PICNICS today are a far cry from taking a packet of sandwiches and a flask of coffee or a bottle of pop to Barrow Bridge. Nowadays they can mean anything up to a hundred miles in a motor coach, with lunch at one town and tea fifty miles on, all pre-arranged by enthusiastic organizers.

Whether they are enjoyed to the same extent by everybody is not so certain, judging from the remark made recently by a Bolton woman who asking is she was going on the picnic this year.

'Where are they going?' she asked, and being told that the trip was to a remote village in the Lake District, shook her head and said: 'Oh, no.
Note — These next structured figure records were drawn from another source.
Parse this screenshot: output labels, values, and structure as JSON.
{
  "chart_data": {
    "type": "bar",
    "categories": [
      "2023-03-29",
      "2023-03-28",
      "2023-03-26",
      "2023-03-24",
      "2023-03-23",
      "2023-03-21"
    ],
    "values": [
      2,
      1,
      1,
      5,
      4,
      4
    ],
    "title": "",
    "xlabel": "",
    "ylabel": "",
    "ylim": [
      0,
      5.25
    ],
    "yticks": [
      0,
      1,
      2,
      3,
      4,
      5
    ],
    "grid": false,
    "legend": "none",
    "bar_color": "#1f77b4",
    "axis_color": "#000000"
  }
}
We went somewhere like that last year, and there was nothing to do.'

125 YEARS AGO

From the Evening News, May 6, 1873

SIR,- I am quite delighted with the action of the music Committee concerning the visit of the Prince and Princess of Wales, as I am sure we are far more likely to get thoroughly good musical entertainments at their hands than if left to the tender mercies of the Philharmonic Society. It is quite good enough for ordinary occasions, and on such occasions Brown, Jones and Robinson, whom we all know and often see in their working clothes, will do to fiddle and sing for us. But on such an extraordinary occasion as this our friends should gracefully retire and give place to - I will not say better men, but to men who come from a distance, and whom we have never a chance of seeing except in their Sunday clothes This is certainly a step in the right direction, but I do not think we should stop here, but carry out the principle here recognised in other matters. My suggestion is this. Could we not hire a Mayor and Council from some other town to officiate in place of our own worthy townsmen? Liverpool or Manchester might suit our purpose. The idea, I presume, is quite original, and as the plan has not been tried elsewhere it would have the advantage of perfect novelty. - Yours, Harpe.